Bien que les États-Unis soient un pays à population majoritairement urbaine, les Américains n'en sont pas moins attachés à la nature, qui a joué un rôle essentiel dans la formation de la nation et qui reste aujourd'hui très présente dans les paysages et dans la culture.

Les premiers temps de la conquête ont constitué une lutte contre la nature, alors perçue comme un milieu hostile parce que inconnu. Pourtant, la conquête de l'Amérique s'apparente à l'affirmation de l'homme moderne, de l'homme-maître, notamment face à une nature à dompter. C'est tout particulièrement par le plan en damier (grid pattern) défini par Thomas Jefferson en 1785 et divisant le territoire en damiers réguliers (townships) pour assurer la conquête des nouveaux territoires de l'Ouest, que s'affirme cette volonté de maîtriser ces vastes espaces naturels. Toutefois, cette conquête s'accompagne dès le XIXe siècle d'une volonté de préserver la nature sauvage qui devient un élément fondamental de l'identité américaine, notamment par opposition à l'Europe. Le mouvement transcendantaliste, représenté par Ralph Waldo Emerson ou par Henry David Thoreau qui considérait la communion avec la nature comme un des fondements de la civilisation, joue en la matière un rôle de premier plan. Ses adeptes seront à l'origine à la fois de la création précoce des parcs nationaux (Yellowstone en 1872) et de grands parcs urbains, notamment sous l'impulsion de Frederick Law Olmsted, concepteur de nombreux parcs (Central Park à New York) ou systèmes de parcs (Boston).

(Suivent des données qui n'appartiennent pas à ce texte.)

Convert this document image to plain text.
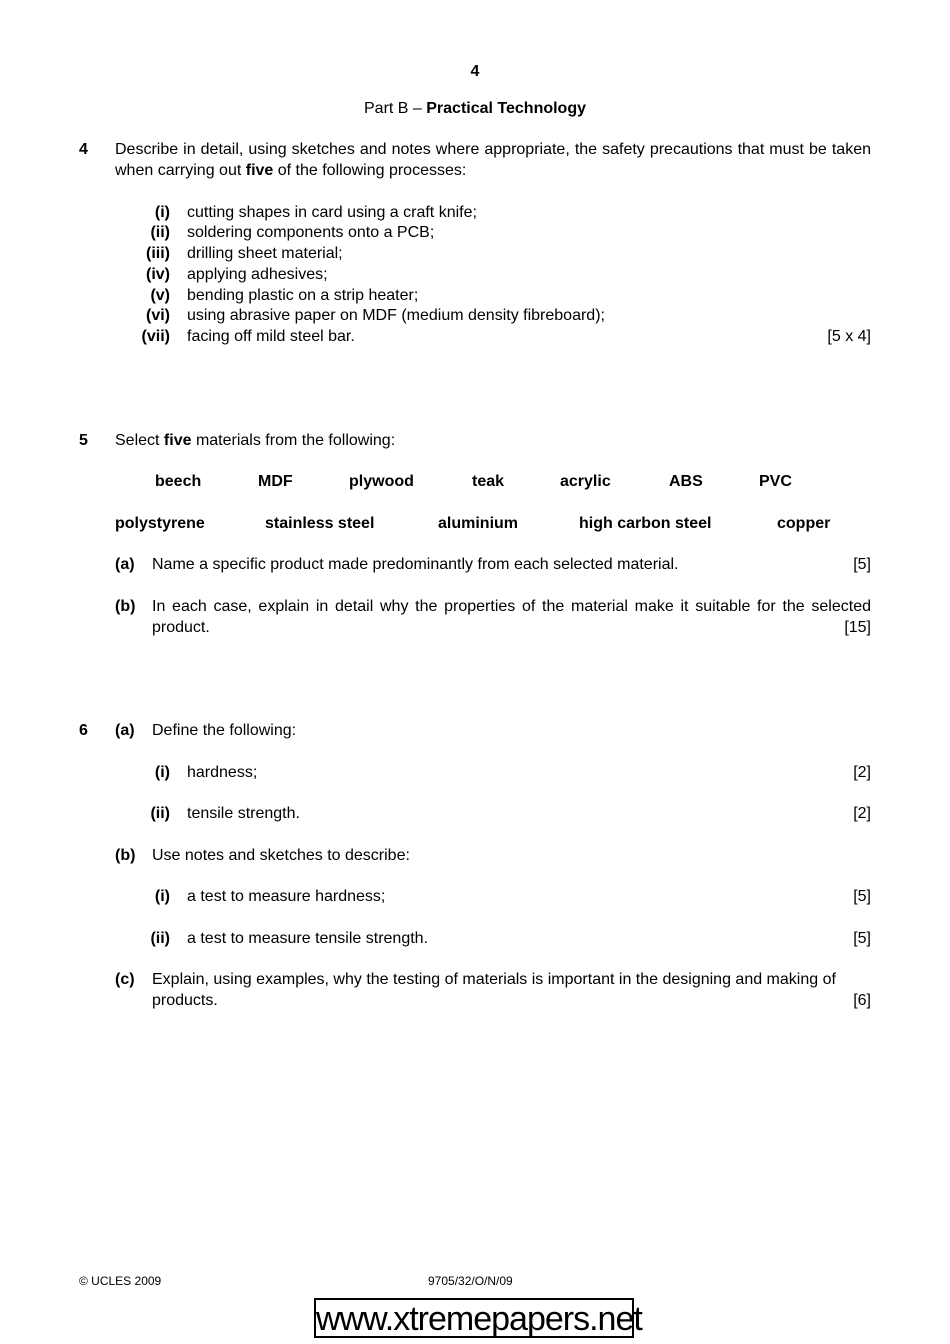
4
Part B – Practical Technology
4 Describe in detail, using sketches and notes where appropriate, the safety precautions that must be taken when carrying out five of the following processes:
(i) cutting shapes in card using a craft knife;
(ii) soldering components onto a PCB;
(iii) drilling sheet material;
(iv) applying adhesives;
(v) bending plastic on a strip heater;
(vi) using abrasive paper on MDF (medium density fibreboard);
(vii) facing off mild steel bar.	[5 x 4]
5 Select five materials from the following:
beech	MDF	plywood	teak	acrylic	ABS	PVC
polystyrene	stainless steel	aluminium	high carbon steel	copper
(a) Name a specific product made predominantly from each selected material.	[5]
(b) In each case, explain in detail why the properties of the material make it suitable for the selected product.	[15]
6 (a) Define the following:
(i) hardness;	[2]
(ii) tensile strength.	[2]
(b) Use notes and sketches to describe:
(i) a test to measure hardness;	[5]
(ii) a test to measure tensile strength.	[5]
(c) Explain, using examples, why the testing of materials is important in the designing and making of products.	[6]
© UCLES 2009	9705/32/O/N/09
www.xtremepapers.net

Ce rapport à la nature influence les formes urbaines des banlieues pavillonnaires du XXe siècle et, plus récemment, la rurbanisation des espaces boisés dans les régions les plus urbanisées du Nord-Est (gentleman farm belt). En outre – et par opposition à l'Europe –, c'est bien la nature sauvage et non la campagne que recherchent les Américains, une campagne qui, aux États-Unis, est avant tout perçue comme un lieu de production sans grand intérêt paysager.

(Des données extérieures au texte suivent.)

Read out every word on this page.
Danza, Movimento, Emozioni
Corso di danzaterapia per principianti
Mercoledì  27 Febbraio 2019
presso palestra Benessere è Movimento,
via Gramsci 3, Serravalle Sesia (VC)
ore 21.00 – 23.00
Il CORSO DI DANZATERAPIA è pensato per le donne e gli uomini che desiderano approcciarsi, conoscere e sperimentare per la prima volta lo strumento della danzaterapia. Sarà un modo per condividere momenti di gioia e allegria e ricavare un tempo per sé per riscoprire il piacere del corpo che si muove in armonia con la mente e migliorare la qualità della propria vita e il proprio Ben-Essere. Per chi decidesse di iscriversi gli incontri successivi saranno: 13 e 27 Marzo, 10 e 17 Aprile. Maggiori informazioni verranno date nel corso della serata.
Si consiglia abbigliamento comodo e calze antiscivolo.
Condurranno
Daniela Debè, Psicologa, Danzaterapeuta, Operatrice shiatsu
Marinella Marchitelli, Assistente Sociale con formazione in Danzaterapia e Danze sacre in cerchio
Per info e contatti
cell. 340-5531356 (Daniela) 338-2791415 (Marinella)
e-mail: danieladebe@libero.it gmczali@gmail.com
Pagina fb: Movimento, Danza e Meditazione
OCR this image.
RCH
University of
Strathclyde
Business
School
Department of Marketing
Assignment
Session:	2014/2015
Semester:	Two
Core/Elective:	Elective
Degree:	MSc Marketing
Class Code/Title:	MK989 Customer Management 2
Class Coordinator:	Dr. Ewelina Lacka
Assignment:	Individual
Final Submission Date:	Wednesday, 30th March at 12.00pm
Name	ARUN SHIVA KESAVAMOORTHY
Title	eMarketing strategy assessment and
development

Avec l'exacerbation actuelle des problèmes environnementaux, cette préservation de la nature sauvage devient un des éléments de la frontier, ce mythe fondateur de la société américaine. La frontier dans son sens anglais ne désigne pas une limite, mais un front pionnier, une terre à conquérir. La frontier désigne donc à l'origine la conquête des terres de l'Ouest. L'historien Frederick Jackson Turner, dans The Frontier in American History, publié en 1893, la présente comme un des fondements de l'identité culturelle des États-Unis, dans le sens où c'est là, sur ces marges à conquérir, à « civiliser », que la nation américaine a appris la démocratie. Depuis lors, ce mythe de la frontier a été régulièment repris – John Kennedy y faisait allusion pour désigner son combat contre les inégalités sociales – pour souligner que la nation américaine est en marche et reste un défi à relever. C'est peut-être dans la conquête de l'espace ou, d'un point de vue plus terre à terre, dans la gestion des ressources naturelles, que se situe aujourd'hui la frontier...

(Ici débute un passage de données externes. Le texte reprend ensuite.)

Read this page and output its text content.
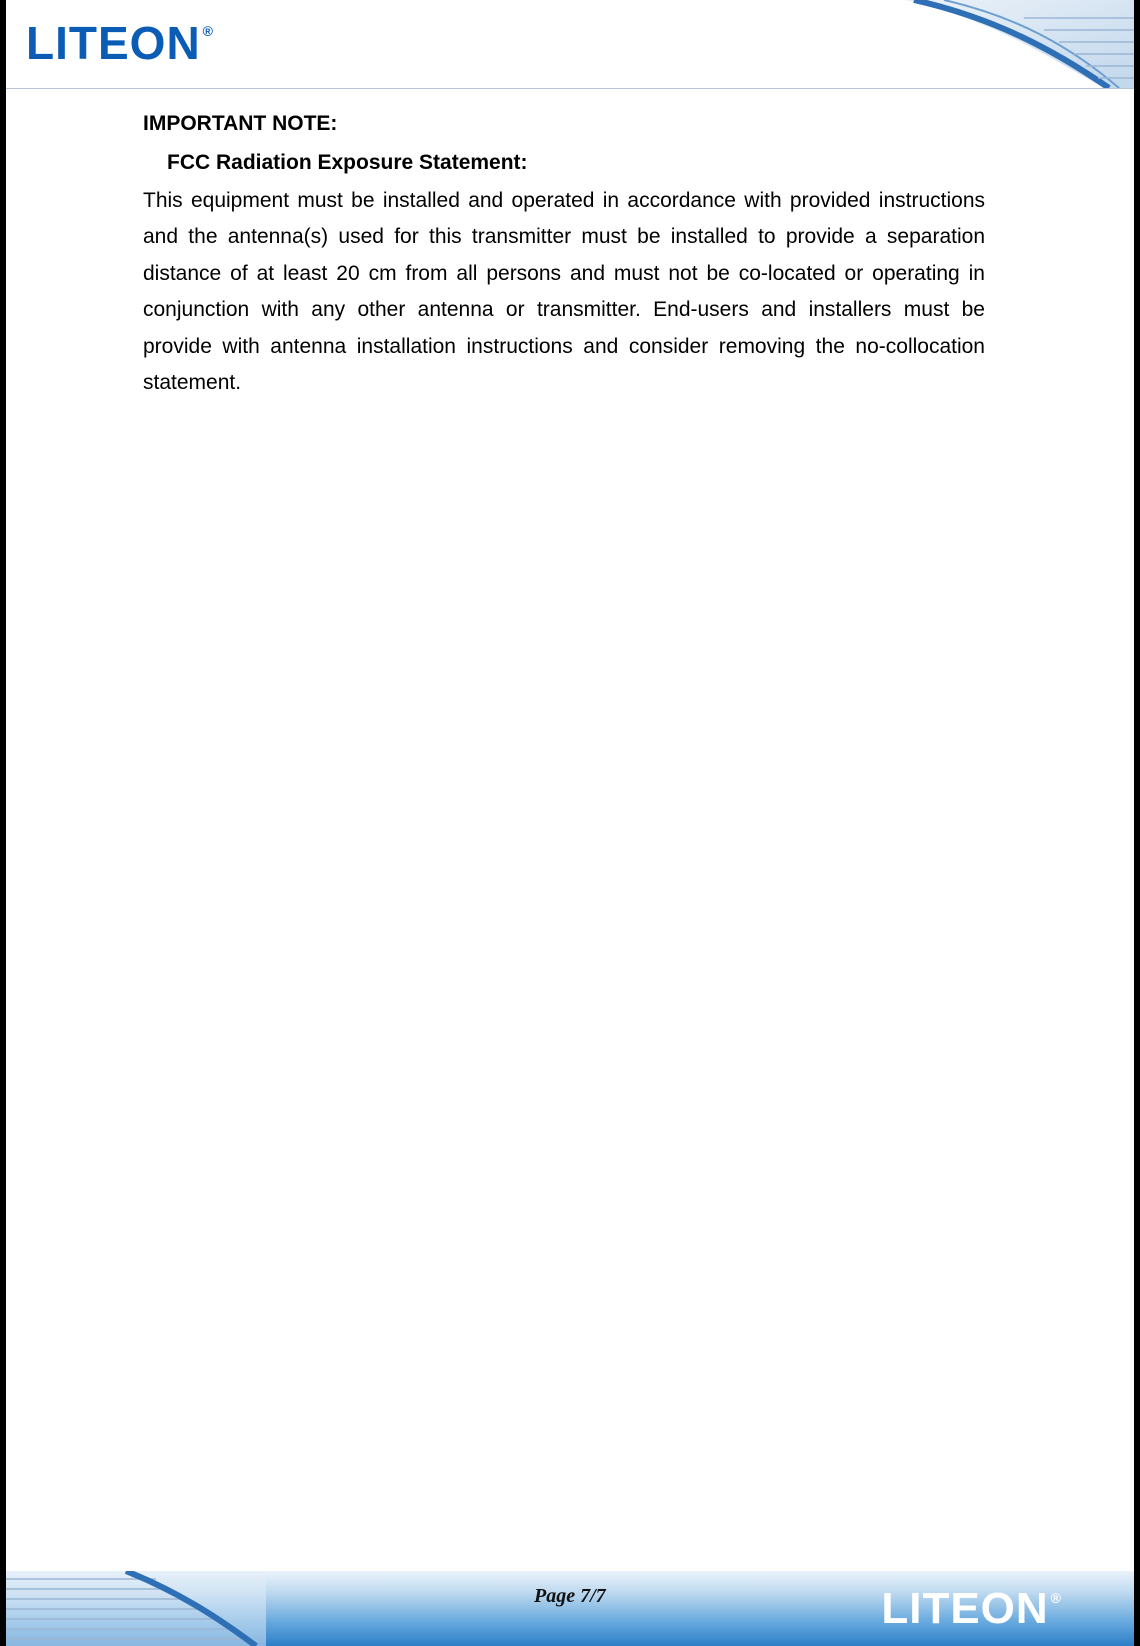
LITEON ®
IMPORTANT NOTE:
FCC Radiation Exposure Statement:

This equipment must be installed and operated in accordance with provided instructions and the antenna(s) used for this transmitter must be installed to provide a separation distance of at least 20 cm from all persons and must not be co-located or operating in conjunction with any other antenna or transmitter. End-users and installers must be provide with antenna installation instructions and consider removing the no-collocation statement.

Page 7/7	LITEON ®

Du melting-pot au multiculturalisme : un peuple ou des peuples ?


Des premiers Amérindiens aux Asiatiques d'aujourd'hui, les États-Unis sont nés de différentes vagues d'immigration originaires du monde entier. Les premiers pèlerins européens qui y trouvèrent refuge ont voulu construire une terre d'accueil pour tous les peuples opprimés. Ce mythe fondateur de la nation est bien réel : les États-Unis ont accueilli 60 millions d'immigrants depuis 1820, dont 18 millions de 1970 à 2000. Il ne fonctionne toutefois pas sans heurts, la cohabitation entre les groupes s'avérant parfois difficile (tabl. 3).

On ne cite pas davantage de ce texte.